Welles was brought to Hollywood soon after, even though he'd never made a motion picture before, and the legendary Citizen Kane was born. Kane is a thinly veiled biography of newspaper tycoon William Randolph Hearst, and a film that was nearly doomed to a life on the cutting room floor because Hearst did not want it to see the light of day. The American Film Institute voted it the number one American picture of all time. It's certainly innovative. The cinematography is unlike most of the movies you'll see before 1941. However, after watching both Citizen Kane and Touch of Evil virtually back to back, I must say I like Touch of Evil better. It's a nightmarish looking film noir set in a sleazy border town, with Charlton Heston playing a Mexican narcotics cop (!) who gets in the crossfires of a corrupt Texas police chief (played by Welles).
The movie is outlandish and offbeat: it pulsates with a wonderfully lucid rhythm that makes it still fresh despite its age and some of the corny dialogue. Janet Leigh co-stars as Heston's wife, who spends a terrifying night in a rural motel that foreshadows her experience in Psycho two years later. The film boasts one of the most famous opening shots in movie history. Cinematographer Russell Metty used an incredibly long tracking shot to show us a stick of dynamite being placed into the trunk of a convertible, then letting us watch as the car's owner gets in, drives off, and eventually is killed in the impending explosion. That suspenseful, almost voyeuristic feel never leaves the movie, and you spend the rest of Touch of Evil as a complicit audience member rather than a passive one.
Henry Mancini's Latin-enthused score drifts through the picture giving you the feel that you're wandering through a busy city--lit up with neon--at midnight.
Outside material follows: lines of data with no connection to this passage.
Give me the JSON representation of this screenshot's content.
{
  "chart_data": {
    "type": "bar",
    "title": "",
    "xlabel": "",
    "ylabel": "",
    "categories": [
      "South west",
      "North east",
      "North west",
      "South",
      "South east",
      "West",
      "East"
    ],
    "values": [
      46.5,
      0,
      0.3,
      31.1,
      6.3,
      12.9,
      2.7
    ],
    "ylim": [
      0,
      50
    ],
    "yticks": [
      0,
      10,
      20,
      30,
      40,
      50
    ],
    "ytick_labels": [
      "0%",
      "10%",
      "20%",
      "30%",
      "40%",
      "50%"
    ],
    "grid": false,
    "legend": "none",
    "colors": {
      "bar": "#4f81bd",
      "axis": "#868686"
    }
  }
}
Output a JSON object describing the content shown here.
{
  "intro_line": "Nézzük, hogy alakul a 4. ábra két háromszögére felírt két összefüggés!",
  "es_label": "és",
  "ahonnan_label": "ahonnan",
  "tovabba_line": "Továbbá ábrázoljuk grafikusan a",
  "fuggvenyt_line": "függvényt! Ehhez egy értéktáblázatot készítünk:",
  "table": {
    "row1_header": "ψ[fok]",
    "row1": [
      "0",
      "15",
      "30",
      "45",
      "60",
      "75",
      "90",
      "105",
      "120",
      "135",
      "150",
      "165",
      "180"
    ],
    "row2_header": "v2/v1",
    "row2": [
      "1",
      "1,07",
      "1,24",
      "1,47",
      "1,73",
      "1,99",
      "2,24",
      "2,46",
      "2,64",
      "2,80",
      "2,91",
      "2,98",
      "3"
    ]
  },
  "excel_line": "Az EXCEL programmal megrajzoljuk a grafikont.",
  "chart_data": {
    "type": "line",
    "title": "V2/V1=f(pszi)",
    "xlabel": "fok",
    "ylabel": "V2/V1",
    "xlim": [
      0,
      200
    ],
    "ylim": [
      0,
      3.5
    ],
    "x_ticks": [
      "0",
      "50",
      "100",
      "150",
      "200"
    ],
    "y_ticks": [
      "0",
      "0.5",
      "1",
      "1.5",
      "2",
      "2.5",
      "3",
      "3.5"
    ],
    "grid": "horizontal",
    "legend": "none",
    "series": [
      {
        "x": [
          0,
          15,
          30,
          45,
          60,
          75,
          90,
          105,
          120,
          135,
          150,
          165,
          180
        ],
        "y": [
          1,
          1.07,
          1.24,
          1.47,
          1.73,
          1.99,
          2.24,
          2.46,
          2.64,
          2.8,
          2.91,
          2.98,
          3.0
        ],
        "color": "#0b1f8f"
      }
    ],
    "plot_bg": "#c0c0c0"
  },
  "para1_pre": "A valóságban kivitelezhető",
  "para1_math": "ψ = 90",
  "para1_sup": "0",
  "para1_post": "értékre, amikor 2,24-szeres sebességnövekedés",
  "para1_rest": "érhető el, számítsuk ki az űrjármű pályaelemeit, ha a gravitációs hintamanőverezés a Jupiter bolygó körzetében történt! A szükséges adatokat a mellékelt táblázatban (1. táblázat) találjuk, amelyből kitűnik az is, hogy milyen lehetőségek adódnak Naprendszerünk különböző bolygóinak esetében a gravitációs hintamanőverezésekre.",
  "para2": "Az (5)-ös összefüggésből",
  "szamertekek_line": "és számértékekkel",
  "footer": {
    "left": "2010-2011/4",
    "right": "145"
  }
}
Smoky bars with moody music seeping out into the twilight. The seedy underbelly of the film noir world at its darkest most irresistibly enthralling (and the genre was on its way out by 1958). Alas, Touch of Evil was taken away from Welles and dramatically re-edited, then released as a B-grade thriller. It made very little money, but after being restructured to fit Welles's original vision, it has become something of a classic, one that is more exciting, more twisted, and more unhinged than the magnificent Citizen Kane.